Now *that* gave Scrooch cause for concern. He looked at me as if to say: “Do you know where this human is squeezing me!?” and wriggled in protest.

“It’s a girl,” said Shirley, putting the offended cat back on the ground.

I offered Scrooch some jellimeat, and thankfully the transexual cat decided that it would forgo its indignation for food and started tucking in.

Scrooch was a she?! Nah. That cat didn’t strike me as a she cat. I looked at it eating up large and found myself wondering whether Shirley’s animal sexing abilities were all that good. After all, the 1947 Girl’s Book Of Caring For Pets probably didn’t even mention sex, or else it inferred that animal birth was all a matter of immaculate conception. And it certainly wouldn’t have told her how to distinguish between male and female genitalia by feel.

“Are you sure it’s male?” I asked doubtfully, “From the rear end it doesn’t look like that to me.”

Next second the poor cat was hauled up away from its jelliment and Shirley was again poking and prodding its nether regions. I could have sworn that cat was tossing up whether to spit out the food in its mouth and attack; or chew it up, swallow and just fart in self defence.
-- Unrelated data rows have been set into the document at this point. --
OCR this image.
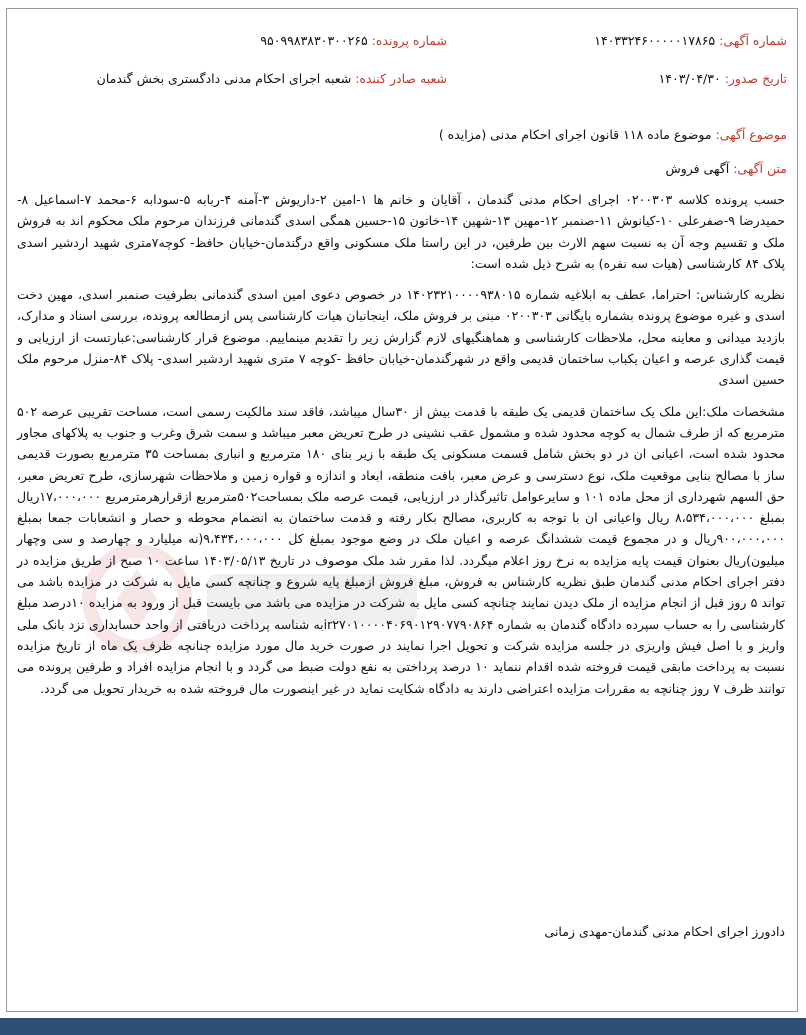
شماره آگهی: ۱۴۰۳۳۲۴۶۰۰۰۰۰۱۷۸۶۵
شماره پرونده: ۹۵۰۹۹۸۳۸۳۰۳۰۰۲۶۵
تاریخ صدور: ۱۴۰۳/۰۴/۳۰
شعبه صادر کننده: شعبه اجرای احکام مدنی دادگستری بخش گندمان
موضوع آگهی: موضوع ماده ۱۱۸ قانون اجرای احکام مدنی (مزایده )
متن آگهی: آگهی فروش

حسب پرونده کلاسه ۰۲۰۰۳۰۳ اجرای احکام مدنی گندمان ، آقایان و خانم ها ۱-امین ۲-داریوش ۳-آمنه ۴-ربابه ۵-سودابه ۶-محمد ۷-اسماعیل ۸-حمیدرضا ۹-صفرعلی ۱۰-کیانوش ۱۱-صنمبر ۱۲-مهین ۱۳-شهین ۱۴-خاتون ۱۵-حسین همگی اسدی گندمانی فرزندان مرحوم ملک محکوم اند به فروش ملک و تقسیم وجه آن به نسبت سهم الارث بین طرفین، در این راستا ملک مسکونی واقع درگندمان-خیابان حافظ- کوچه۷متری شهید اردشیر اسدی پلاک ۸۴ کارشناسی (هیات سه نفره) به شرح ذیل شده است:

نظریه کارشناس: احتراما، عطف به ابلاغیه شماره ۱۴۰۲۳۲۱۰۰۰۰۹۳۸۰۱۵ در خصوص دعوی امین اسدی گندمانی بطرفیت صنمبر اسدی، مهین دخت اسدی و غیره موضوع پرونده بشماره بایگانی ۰۲۰۰۳۰۳ مبنی بر فروش ملک، اینجانبان هیات کارشناسی پس ازمطالعه پرونده، بررسی اسناد و مدارک، بازدید میدانی و معاینه محل، ملاحظات کارشناسی و هماهنگیهای لازم گزارش زیر را تقدیم مینماییم. موضوع قرار کارشناسی:عبارتست از ارزیابی و قیمت گذاری عرصه و اعیان یکباب ساختمان قدیمی واقع در شهرگندمان-خیابان حافظ -کوچه ۷ متری شهید اردشیر اسدی- پلاک ۸۴-منزل مرحوم ملک حسین اسدی

مشخصات ملک:این ملک یک ساختمان قدیمی یک طبقه با قدمت بیش از ۳۰سال میباشد، فاقد سند مالکیت رسمی است، مساحت تقریبی عرصه ۵۰۲ مترمربع که از طرف شمال به کوچه محدود شده و مشمول عقب نشینی در طرح تعریض معبر میباشد و سمت شرق وغرب و جنوب به پلاکهای مجاور محدود شده است، اعیانی ان در دو بخش شامل قسمت مسکونی یک طبقه با زیر بنای ۱۸۰ مترمربع و انباری بمساحت ۳۵ مترمربع بصورت قدیمی ساز با مصالح بنایی موقعیت ملک، نوع دسترسی و عرض معبر، بافت منطقه، ابعاد و اندازه و قواره زمین و ملاحظات شهرسازی، طرح تعریض معبر، حق السهم شهرداری از محل ماده ۱۰۱ و سایرعوامل تاثیرگذار در ارزیابی، قیمت عرصه ملک بمساحت۵۰۲مترمربع ازقرارهرمترمربع ۱۷،۰۰۰،۰۰۰ریال بمبلغ ۸،۵۳۴،۰۰۰،۰۰۰ ریال واعیانی ان با توجه به کاربری، مصالح بکار رفته و قدمت ساختمان به انضمام محوطه و حصار و انشعابات جمعا بمبلغ ۹۰۰،۰۰۰،۰۰۰ریال و در مجموع قیمت ششدانگ عرصه و اعیان ملک در وضع موجود بمبلغ کل ۹،۴۳۴،۰۰۰،۰۰۰(نه میلیارد و چهارصد و سی وچهار میلیون)ریال بعنوان قیمت پایه مزایده به نرخ روز اعلام میگردد. لذا مقرر شد ملک موصوف در تاریخ ۱۴۰۳/۰۵/۱۳ ساعت ۱۰ صبح از طریق مزایده در دفتر اجرای احکام مدنی گندمان طبق نظریه کارشناس به فروش، مبلغ فروش ازمبلغ پایه شروع و چنانچه کسی مایل به شرکت در مزایده باشد می تواند ۵ روز قبل از انجام مزایده از ملک دیدن نمایند چنانچه کسی مایل به شرکت در مزایده می باشد می بایست قبل از ورود به مزایده ۱۰درصد مبلغ کارشناسی را به حساب سپرده دادگاه گندمان به شماره ir۲۷۰۱۰۰۰۰۴۰۶۹۰۱۲۹۰۷۷۹۰۸۶۴به شناسه پرداخت دریافتی از واحد حسابداری نزد بانک ملی واریز و با اصل فیش واریزی در جلسه مزایده شرکت و تحویل اجرا نمایند در صورت خرید مال مورد مزایده چنانچه ظرف یک ماه از تاریخ مزایده نسبت به پرداخت مابقی قیمت فروخته شده اقدام ننماید ۱۰ درصد پرداختی به نفع دولت ضبط می گردد و با انجام مزایده افراد و طرفین پرونده می توانند ظرف ۷ روز چنانچه به مقررات مزایده اعتراضی دارند به دادگاه شکایت نماید در غیر اینصورت مال فروخته شده به خریدار تحویل می گردد.

دادورز اجرای احکام مدنی گندمان-مهدی زمانی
Instead, it just did a quick swallow before wriggling in Shirley’s arms to escape those probing fingers.

“It could be a male,” said Shirley as she sadistically, if carefully, squeezed delicate parts of the poor cat’s personage. “On our cat, it’s balls were as large as an elephant’s.”

I restrained myself from asking her how she knew how large an elephant’s balls were and, as the cat’s tail started a slow wicked wagging, said: “If you don’t put him down, he gonna slice you.”

Shirley looked warily down at the lithe young cat in her hands and obviously decided that even if he had balls, she didn’t. So after one last squeeze, the cat was placed back down near its food. I have to say it was a tribute either to his nice nature or his greediness that Scrooch went back to eating, rather than starting to slice into Shirley’s nearby ankles.

A few minutes later, when Shirley and I had sat down to have a cup of tea, she looked down at the little ginger furrball now stretched out happily in front of the LPG heater and said: “Come to think of it, it must be a male. All ginger tabbies are male”.

It was right about then that the cat stopped cleaning itself and looked up at her. Now I’m pretty good at reading animal’s expressions, and I’m pretty sure I know what Scrooch was thinking:
“And you think of that AFTER you’ve given me sore balls?!”